A vida nos surpreende em muitas coisas, pra mim foram duas delas.

Ter filhos.

Apaixonar-me e me casar com o meu ex (atual) marido.

Bom sei que a segunda por valer por mais uma, porém não ligo.

“James Romanoff Rogers, ciência da computação”.

Steve, Carter, Torunn e eu nos levantamos para saudar meu primogênito, nossa ele já está se formando na faculdade.

– Obrigado a todos, mas principalmente a minha mãe- ele sai.

– ESQUECEU-SE DE MIM GAROTO- grita Tony do fundo do auditório fazendo eu me virar e mostrar o dedo médio a ele, o tempo afetou a todos menos a nós e essa é uma das vantagens de se envelhecer devagar, claro que meus filhos têm as características da idade que eles têm, porém não tanto, James volta ao microfone.

– Obrigada ao egocêntrico do Sr. Stark- James diz fazendo todos rirem, o garoto sai do palco e vem em nossa direção, ele e Torunn estão trabalhando na SHIELD, ele foi para o lado tecnológico da coisa Fitz o deixou como chefe de um setor e Torunn foi para o medicinal por causa dos seus dons de deusa.

– Parabéns querido- empurro Steve o abraçando primeiro- você enche de orgulho o coração dos seus velhos pais.

– Literalmente velho pai- comenta Carter.

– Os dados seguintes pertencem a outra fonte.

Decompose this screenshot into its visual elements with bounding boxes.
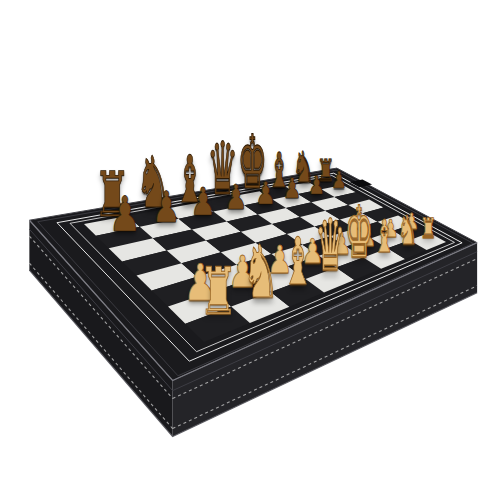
piece-layer: ♜♞♝♛♚♝♞♜♟♟♟♟♟♟♟♟♟♟♟♟♟♟♟♟♜♞♝♛♚♝♞♜ [0,0,500,500]
piece-white-bishop-c1[interactable]: ♝ [282,229,314,294]
piece-white-king-e1[interactable]: ♚ [345,198,374,270]
piece-white-knight-b1[interactable]: ♞ [242,236,279,309]
piece-black-pawn-e7[interactable]: ♟ [255,178,276,209]
piece-white-queen-d1[interactable]: ♛ [315,210,346,282]
piece-black-pawn-b7[interactable]: ♟ [152,187,181,230]
piece-white-rook-a1[interactable]: ♜ [199,260,238,325]
piece-black-pawn-c7[interactable]: ♟ [190,184,216,222]
chess-set-scene: ♜♞♝♛♚♝♞♜♟♟♟♟♟♟♟♟♟♟♟♟♟♟♟♟♜♞♝♛♚♝♞♜ [0,0,500,500]
piece-white-rook-h1[interactable]: ♜ [420,215,437,243]
piece-black-pawn-a7[interactable]: ♟ [109,190,141,239]
product-photo: ♜♞♝♛♚♝♞♜♟♟♟♟♟♟♟♟♟♟♟♟♟♟♟♟♜♞♝♛♚♝♞♜ [0,0,500,500]
piece-white-bishop-f1[interactable]: ♝ [373,215,395,260]
piece-white-knight-g1[interactable]: ♞ [397,211,417,251]
piece-black-pawn-f7[interactable]: ♟ [283,175,302,203]
piece-black-pawn-g7[interactable]: ♟ [308,172,325,198]
piece-black-pawn-d7[interactable]: ♟ [224,181,247,215]
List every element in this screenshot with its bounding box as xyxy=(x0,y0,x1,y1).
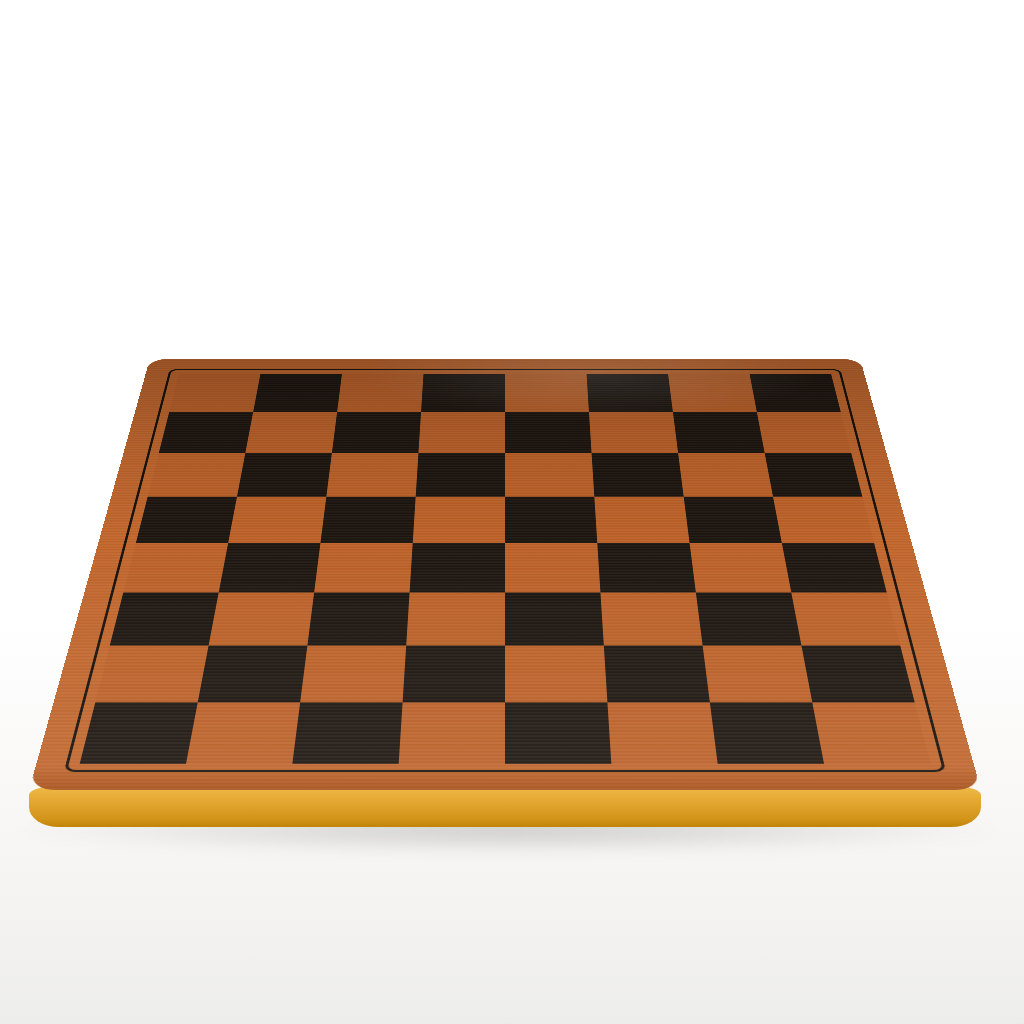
square[interactable] xyxy=(292,702,402,763)
square[interactable] xyxy=(782,543,887,593)
square[interactable] xyxy=(812,702,930,763)
square[interactable] xyxy=(604,646,710,703)
square[interactable] xyxy=(703,646,813,703)
square[interactable] xyxy=(416,453,505,496)
square[interactable] xyxy=(668,374,757,412)
square[interactable] xyxy=(237,453,332,496)
square[interactable] xyxy=(597,543,696,593)
product-photo: ♟♜♞♝♚♛♛♚♝♞♜♟ xyxy=(0,0,1024,1024)
square[interactable] xyxy=(326,453,418,496)
square[interactable] xyxy=(148,453,246,496)
square[interactable] xyxy=(198,646,308,703)
square[interactable] xyxy=(587,374,673,412)
square[interactable] xyxy=(765,453,863,496)
square[interactable] xyxy=(678,453,773,496)
square[interactable] xyxy=(791,592,900,645)
square[interactable] xyxy=(320,497,415,543)
square[interactable] xyxy=(219,543,321,593)
square[interactable] xyxy=(95,646,208,703)
square[interactable] xyxy=(505,374,589,412)
square[interactable] xyxy=(123,543,228,593)
square[interactable] xyxy=(245,412,337,453)
square[interactable] xyxy=(399,702,505,763)
square[interactable] xyxy=(696,592,802,645)
square[interactable] xyxy=(253,374,342,412)
square[interactable] xyxy=(589,412,678,453)
board-grid xyxy=(80,374,931,764)
square[interactable] xyxy=(209,592,315,645)
square[interactable] xyxy=(421,374,505,412)
pieces-lineup: ♟♜♞♝♚♛♛♚♝♞♜♟ xyxy=(0,0,1024,360)
square[interactable] xyxy=(505,497,597,543)
square[interactable] xyxy=(337,374,423,412)
chessboard xyxy=(29,359,981,790)
square[interactable] xyxy=(410,543,505,593)
board-perspective-wrap xyxy=(29,358,981,790)
square[interactable] xyxy=(413,497,505,543)
square[interactable] xyxy=(307,592,409,645)
square[interactable] xyxy=(228,497,326,543)
square[interactable] xyxy=(418,412,505,453)
square[interactable] xyxy=(186,702,300,763)
square[interactable] xyxy=(169,374,260,412)
square[interactable] xyxy=(403,646,505,703)
square[interactable] xyxy=(801,646,914,703)
square[interactable] xyxy=(505,646,607,703)
square[interactable] xyxy=(710,702,824,763)
square[interactable] xyxy=(159,412,253,453)
square[interactable] xyxy=(314,543,413,593)
square[interactable] xyxy=(505,412,592,453)
square[interactable] xyxy=(300,646,406,703)
square[interactable] xyxy=(505,543,600,593)
square[interactable] xyxy=(600,592,702,645)
square[interactable] xyxy=(332,412,421,453)
square[interactable] xyxy=(136,497,237,543)
square[interactable] xyxy=(505,702,611,763)
square[interactable] xyxy=(773,497,874,543)
square[interactable] xyxy=(592,453,684,496)
board-side-edge xyxy=(29,787,981,827)
square[interactable] xyxy=(607,702,717,763)
square[interactable] xyxy=(110,592,219,645)
square[interactable] xyxy=(505,453,594,496)
square[interactable] xyxy=(406,592,505,645)
square[interactable] xyxy=(757,412,851,453)
square[interactable] xyxy=(684,497,782,543)
square[interactable] xyxy=(80,702,198,763)
square[interactable] xyxy=(505,592,604,645)
square[interactable] xyxy=(594,497,689,543)
square[interactable] xyxy=(673,412,765,453)
square[interactable] xyxy=(690,543,792,593)
square[interactable] xyxy=(750,374,841,412)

– Nada passa de você né irmãzinha- James a abraça- vou sentir sua falta.

– Vou ficar com o seu quarto- ela diz. Sabe a pior parte de ser mãe? É o ninho ficar vazio, bom no nosso caso ficar meio vazio.

– Vem cá boneca- James tira Johanna dos braços de Steve- você que vai ficar com o meu quarto e parar de dividir o quarto com essa chata- eu não queria ser mãe novamente, mas aconteceu assim como nas outras duas vezes e agora eu tenho uma garotinha linda bem loirinha que me tira o sossego assim como os outros dois- você vai sentir falta do James?

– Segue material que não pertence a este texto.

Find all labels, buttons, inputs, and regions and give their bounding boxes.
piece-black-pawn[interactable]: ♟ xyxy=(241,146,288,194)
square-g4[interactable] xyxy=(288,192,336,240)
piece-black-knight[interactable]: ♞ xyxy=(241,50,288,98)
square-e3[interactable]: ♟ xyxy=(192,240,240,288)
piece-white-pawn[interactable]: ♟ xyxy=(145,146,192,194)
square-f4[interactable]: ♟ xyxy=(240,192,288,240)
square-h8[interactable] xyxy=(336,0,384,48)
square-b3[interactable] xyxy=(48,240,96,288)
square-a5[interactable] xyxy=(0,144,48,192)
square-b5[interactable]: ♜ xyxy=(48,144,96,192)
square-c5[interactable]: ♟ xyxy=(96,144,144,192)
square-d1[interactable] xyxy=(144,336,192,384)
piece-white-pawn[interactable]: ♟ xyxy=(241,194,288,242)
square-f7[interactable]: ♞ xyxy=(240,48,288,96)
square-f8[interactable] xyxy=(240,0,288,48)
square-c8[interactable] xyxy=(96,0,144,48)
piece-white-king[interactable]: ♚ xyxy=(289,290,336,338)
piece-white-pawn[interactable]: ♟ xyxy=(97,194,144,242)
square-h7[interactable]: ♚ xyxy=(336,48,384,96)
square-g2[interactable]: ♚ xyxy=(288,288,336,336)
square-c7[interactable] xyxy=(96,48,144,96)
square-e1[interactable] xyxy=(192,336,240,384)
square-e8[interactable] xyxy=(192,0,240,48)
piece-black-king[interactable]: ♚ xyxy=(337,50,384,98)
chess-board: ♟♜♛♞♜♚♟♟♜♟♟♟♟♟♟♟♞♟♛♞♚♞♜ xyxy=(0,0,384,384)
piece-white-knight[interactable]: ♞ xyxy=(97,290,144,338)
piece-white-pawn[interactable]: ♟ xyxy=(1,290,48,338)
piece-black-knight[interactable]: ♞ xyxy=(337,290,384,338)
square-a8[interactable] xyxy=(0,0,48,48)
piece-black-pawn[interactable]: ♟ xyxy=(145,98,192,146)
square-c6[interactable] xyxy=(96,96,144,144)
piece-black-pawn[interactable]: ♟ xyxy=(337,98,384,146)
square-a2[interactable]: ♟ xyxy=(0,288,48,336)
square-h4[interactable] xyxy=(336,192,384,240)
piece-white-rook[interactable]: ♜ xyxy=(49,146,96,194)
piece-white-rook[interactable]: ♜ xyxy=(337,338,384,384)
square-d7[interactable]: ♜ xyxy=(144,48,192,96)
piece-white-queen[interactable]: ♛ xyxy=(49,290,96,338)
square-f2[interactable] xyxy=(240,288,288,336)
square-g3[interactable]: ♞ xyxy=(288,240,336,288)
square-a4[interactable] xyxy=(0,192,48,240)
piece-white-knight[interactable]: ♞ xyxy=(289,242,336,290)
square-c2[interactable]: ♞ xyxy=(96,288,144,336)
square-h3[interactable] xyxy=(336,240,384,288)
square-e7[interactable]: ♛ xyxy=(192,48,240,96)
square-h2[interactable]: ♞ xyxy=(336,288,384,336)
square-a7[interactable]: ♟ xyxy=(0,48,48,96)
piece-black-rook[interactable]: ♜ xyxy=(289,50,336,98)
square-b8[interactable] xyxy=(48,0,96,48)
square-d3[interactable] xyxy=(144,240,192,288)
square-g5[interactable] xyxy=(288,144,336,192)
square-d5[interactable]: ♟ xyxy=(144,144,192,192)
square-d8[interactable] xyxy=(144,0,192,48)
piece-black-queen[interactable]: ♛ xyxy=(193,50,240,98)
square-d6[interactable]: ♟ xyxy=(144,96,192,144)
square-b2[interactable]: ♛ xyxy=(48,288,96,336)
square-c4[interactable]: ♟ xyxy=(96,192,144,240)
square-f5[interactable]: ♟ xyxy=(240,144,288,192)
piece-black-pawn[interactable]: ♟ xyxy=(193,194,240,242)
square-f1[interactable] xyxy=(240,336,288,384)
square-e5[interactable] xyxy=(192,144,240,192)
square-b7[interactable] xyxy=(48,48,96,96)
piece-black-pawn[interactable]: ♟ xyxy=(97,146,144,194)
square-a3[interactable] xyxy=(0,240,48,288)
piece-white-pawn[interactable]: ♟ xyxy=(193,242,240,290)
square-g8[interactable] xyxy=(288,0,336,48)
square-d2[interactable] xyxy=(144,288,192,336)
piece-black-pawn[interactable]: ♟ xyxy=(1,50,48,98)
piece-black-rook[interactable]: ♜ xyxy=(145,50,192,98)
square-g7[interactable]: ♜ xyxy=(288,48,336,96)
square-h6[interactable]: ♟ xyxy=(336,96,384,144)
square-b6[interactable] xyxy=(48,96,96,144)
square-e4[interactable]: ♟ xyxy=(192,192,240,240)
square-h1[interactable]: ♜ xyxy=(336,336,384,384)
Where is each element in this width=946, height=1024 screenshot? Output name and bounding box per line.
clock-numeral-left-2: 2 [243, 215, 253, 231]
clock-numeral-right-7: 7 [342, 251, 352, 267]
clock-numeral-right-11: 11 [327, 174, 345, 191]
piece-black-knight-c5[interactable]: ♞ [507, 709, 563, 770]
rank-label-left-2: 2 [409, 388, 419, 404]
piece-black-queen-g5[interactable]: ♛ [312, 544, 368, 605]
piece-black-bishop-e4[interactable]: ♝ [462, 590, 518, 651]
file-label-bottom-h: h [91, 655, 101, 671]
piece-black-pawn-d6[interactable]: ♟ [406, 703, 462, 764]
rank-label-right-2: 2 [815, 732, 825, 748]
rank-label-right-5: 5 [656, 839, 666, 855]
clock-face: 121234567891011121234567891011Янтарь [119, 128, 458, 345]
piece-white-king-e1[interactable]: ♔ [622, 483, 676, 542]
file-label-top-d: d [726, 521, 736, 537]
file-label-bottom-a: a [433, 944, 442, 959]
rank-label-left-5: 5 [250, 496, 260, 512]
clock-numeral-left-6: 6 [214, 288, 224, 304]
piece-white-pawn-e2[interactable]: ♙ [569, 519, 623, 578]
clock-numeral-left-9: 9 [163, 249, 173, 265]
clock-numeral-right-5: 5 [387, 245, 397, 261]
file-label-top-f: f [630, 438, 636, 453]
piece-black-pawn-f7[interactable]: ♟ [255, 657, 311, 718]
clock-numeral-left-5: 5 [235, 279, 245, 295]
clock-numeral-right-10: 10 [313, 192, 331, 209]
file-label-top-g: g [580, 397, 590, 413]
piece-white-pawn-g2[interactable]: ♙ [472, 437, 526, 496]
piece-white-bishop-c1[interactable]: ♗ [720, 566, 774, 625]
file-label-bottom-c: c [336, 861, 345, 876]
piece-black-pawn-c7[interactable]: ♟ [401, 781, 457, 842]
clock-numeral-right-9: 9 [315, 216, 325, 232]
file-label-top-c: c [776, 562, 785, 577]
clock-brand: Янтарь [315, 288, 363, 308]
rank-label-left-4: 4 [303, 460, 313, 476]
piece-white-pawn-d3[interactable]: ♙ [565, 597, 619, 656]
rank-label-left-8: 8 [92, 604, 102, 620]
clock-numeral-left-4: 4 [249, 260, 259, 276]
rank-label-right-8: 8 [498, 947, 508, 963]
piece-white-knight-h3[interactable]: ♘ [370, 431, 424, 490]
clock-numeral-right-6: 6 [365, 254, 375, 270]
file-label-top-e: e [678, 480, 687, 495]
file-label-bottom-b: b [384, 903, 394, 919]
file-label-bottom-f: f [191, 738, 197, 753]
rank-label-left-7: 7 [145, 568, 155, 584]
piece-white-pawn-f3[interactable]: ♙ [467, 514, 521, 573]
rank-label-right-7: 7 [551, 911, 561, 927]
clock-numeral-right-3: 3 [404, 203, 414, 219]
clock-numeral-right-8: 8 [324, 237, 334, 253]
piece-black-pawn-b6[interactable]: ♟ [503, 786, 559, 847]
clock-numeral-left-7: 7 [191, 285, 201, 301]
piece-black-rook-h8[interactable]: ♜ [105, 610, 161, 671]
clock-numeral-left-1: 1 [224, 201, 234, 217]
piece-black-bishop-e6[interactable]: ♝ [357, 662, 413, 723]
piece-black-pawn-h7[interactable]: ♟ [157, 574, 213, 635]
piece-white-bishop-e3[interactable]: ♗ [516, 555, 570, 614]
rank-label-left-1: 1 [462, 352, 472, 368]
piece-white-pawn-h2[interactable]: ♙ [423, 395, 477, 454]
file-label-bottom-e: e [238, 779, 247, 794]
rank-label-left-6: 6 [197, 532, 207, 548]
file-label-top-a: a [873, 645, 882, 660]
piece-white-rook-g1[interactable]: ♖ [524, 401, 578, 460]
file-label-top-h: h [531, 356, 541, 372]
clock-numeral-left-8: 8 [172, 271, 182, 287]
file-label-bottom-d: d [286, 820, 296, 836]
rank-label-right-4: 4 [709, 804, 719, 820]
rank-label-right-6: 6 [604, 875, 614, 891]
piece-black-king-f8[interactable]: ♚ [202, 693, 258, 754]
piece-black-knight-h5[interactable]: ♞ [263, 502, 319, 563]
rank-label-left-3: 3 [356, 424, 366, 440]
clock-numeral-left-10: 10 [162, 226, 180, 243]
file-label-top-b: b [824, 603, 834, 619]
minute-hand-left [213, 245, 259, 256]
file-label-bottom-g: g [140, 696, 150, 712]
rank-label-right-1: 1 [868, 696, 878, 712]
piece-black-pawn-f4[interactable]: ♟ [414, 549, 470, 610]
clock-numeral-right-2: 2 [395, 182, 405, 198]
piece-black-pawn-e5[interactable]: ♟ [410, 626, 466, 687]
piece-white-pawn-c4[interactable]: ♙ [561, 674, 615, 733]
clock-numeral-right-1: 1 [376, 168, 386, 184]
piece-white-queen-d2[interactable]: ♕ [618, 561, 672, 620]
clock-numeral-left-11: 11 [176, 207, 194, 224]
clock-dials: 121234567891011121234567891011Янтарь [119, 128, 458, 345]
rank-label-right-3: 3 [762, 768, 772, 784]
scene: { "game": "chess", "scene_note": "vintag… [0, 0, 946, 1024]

– Sim- ela abraça o irmão mais velho- muita- Jojo foi uma gravidez pacifica que passou despercebida até o quinto mês quando a barriga resolveu crescer, desde o momento que ela nasceu mudou tudo, Carter teve seus momentos de ciúmes, mas agora ela é uma mulher quase adulta e sabe que a pequena de quatro anos nunca iria tirar o lugar dela no nosso coração.

– Eu vou sentir muito a sua falta tampinha- ele a coloca no chão- Pai- ele apenas cumprimenta com a cabeça.

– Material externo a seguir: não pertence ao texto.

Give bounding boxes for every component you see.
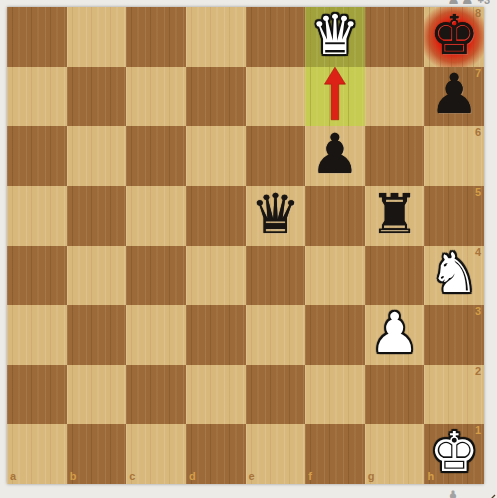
square-b5[interactable] (67, 186, 127, 246)
square-b2[interactable] (67, 365, 127, 425)
captured-pieces-bottom: ♟ (441, 487, 465, 498)
square-f2[interactable] (305, 365, 365, 425)
square-c8[interactable] (126, 7, 186, 67)
square-a8[interactable] (7, 7, 67, 67)
square-c3[interactable] (126, 305, 186, 365)
square-f4[interactable] (305, 246, 365, 306)
square-g6[interactable] (365, 126, 425, 186)
square-g4[interactable] (365, 246, 425, 306)
square-d7[interactable] (186, 67, 246, 127)
square-f8[interactable]: ♛ (305, 7, 365, 67)
square-e8[interactable] (246, 7, 306, 67)
square-b3[interactable] (67, 305, 127, 365)
square-d2[interactable] (186, 365, 246, 425)
piece-black-rook[interactable]: ♜ (365, 186, 425, 246)
square-d3[interactable] (186, 305, 246, 365)
square-c6[interactable] (126, 126, 186, 186)
rank-label-6: 6 (475, 127, 481, 138)
resize-grip-icon (487, 493, 496, 498)
square-e2[interactable] (246, 365, 306, 425)
square-h8[interactable]: 8♚ (424, 7, 484, 67)
square-e5[interactable]: ♛ (246, 186, 306, 246)
file-label-d: d (189, 471, 196, 482)
square-f7[interactable] (305, 67, 365, 127)
captured-pawn-icon: ♟ (461, 0, 474, 6)
square-a1[interactable]: a (7, 424, 67, 484)
captured-pawn-icon: ♟ (447, 0, 460, 6)
square-d4[interactable] (186, 246, 246, 306)
piece-black-queen[interactable]: ♛ (246, 186, 306, 246)
file-label-g: g (368, 471, 375, 482)
square-g3[interactable]: ♟ (365, 305, 425, 365)
piece-white-queen[interactable]: ♛ (305, 7, 365, 67)
square-f5[interactable] (305, 186, 365, 246)
rank-label-2: 2 (475, 366, 481, 377)
piece-black-pawn[interactable]: ♟ (305, 126, 365, 186)
square-c7[interactable] (126, 67, 186, 127)
square-g2[interactable] (365, 365, 425, 425)
square-g5[interactable]: ♜ (365, 186, 425, 246)
chess-app-window: ♛8♚7♟♟6♛♜54♞♟32abcdefg1h♚ ♟♟+3 ♟ (0, 0, 497, 498)
square-b1[interactable]: b (67, 424, 127, 484)
square-a5[interactable] (7, 186, 67, 246)
file-label-f: f (308, 471, 312, 482)
rank-label-3: 3 (475, 306, 481, 317)
square-h7[interactable]: 7♟ (424, 67, 484, 127)
square-f6[interactable]: ♟ (305, 126, 365, 186)
square-g7[interactable] (365, 67, 425, 127)
piece-black-pawn[interactable]: ♟ (424, 67, 484, 127)
board-resize-handle[interactable] (487, 488, 496, 497)
square-c4[interactable] (126, 246, 186, 306)
square-c5[interactable] (126, 186, 186, 246)
square-h5[interactable]: 5 (424, 186, 484, 246)
file-label-a: a (10, 471, 16, 482)
file-label-c: c (129, 471, 135, 482)
square-c1[interactable]: c (126, 424, 186, 484)
square-d1[interactable]: d (186, 424, 246, 484)
captured-pieces-top: ♟♟+3 (447, 0, 490, 6)
square-b8[interactable] (67, 7, 127, 67)
square-h1[interactable]: 1h♚ (424, 424, 484, 484)
chess-board: ♛8♚7♟♟6♛♜54♞♟32abcdefg1h♚ (7, 7, 484, 484)
square-f3[interactable] (305, 305, 365, 365)
piece-black-king[interactable]: ♚ (424, 7, 484, 67)
square-h4[interactable]: 4♞ (424, 246, 484, 306)
square-a7[interactable] (7, 67, 67, 127)
square-e1[interactable]: e (246, 424, 306, 484)
material-score: +3 (477, 0, 490, 6)
square-a4[interactable] (7, 246, 67, 306)
square-h3[interactable]: 3 (424, 305, 484, 365)
square-b6[interactable] (67, 126, 127, 186)
square-b7[interactable] (67, 67, 127, 127)
square-a6[interactable] (7, 126, 67, 186)
square-h6[interactable]: 6 (424, 126, 484, 186)
square-g1[interactable]: g (365, 424, 425, 484)
square-d5[interactable] (186, 186, 246, 246)
square-g8[interactable] (365, 7, 425, 67)
piece-white-king[interactable]: ♚ (424, 424, 484, 484)
square-d8[interactable] (186, 7, 246, 67)
square-d6[interactable] (186, 126, 246, 186)
square-e7[interactable] (246, 67, 306, 127)
square-b4[interactable] (67, 246, 127, 306)
file-label-b: b (70, 471, 77, 482)
square-a2[interactable] (7, 365, 67, 425)
captured-pawn-icon: ♟ (441, 488, 465, 498)
piece-white-pawn[interactable]: ♟ (365, 305, 425, 365)
square-a3[interactable] (7, 305, 67, 365)
piece-white-knight[interactable]: ♞ (424, 246, 484, 306)
square-h2[interactable]: 2 (424, 365, 484, 425)
square-c2[interactable] (126, 365, 186, 425)
square-e3[interactable] (246, 305, 306, 365)
rank-label-5: 5 (475, 187, 481, 198)
file-label-e: e (249, 471, 255, 482)
square-e4[interactable] (246, 246, 306, 306)
square-e6[interactable] (246, 126, 306, 186)
square-f1[interactable]: f (305, 424, 365, 484)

– Deixa disso garoto, sei que já é um homem, mas pode dar um abraço no seu velho pai- Diz Rogers fazendo Carter rir- já entendi que estou velho Carter- ele fala um pouco irritado.

As despedidas são tristes, James e Torunn saíram dali para Las Vegas e sinceramente não duvido que não voltem casados, nada de festa e confusão, porque assim como eu James quer se casar do jeito dele, agora ele já tem seu próprio apartamento e emprego, nossa queria voltar ao tempo que ele era um pequeno garotinho.

– MEU DEUS- Carter começa a chorar- EU ENTREI EU ENTREI- ela fica pulando na nossa volta.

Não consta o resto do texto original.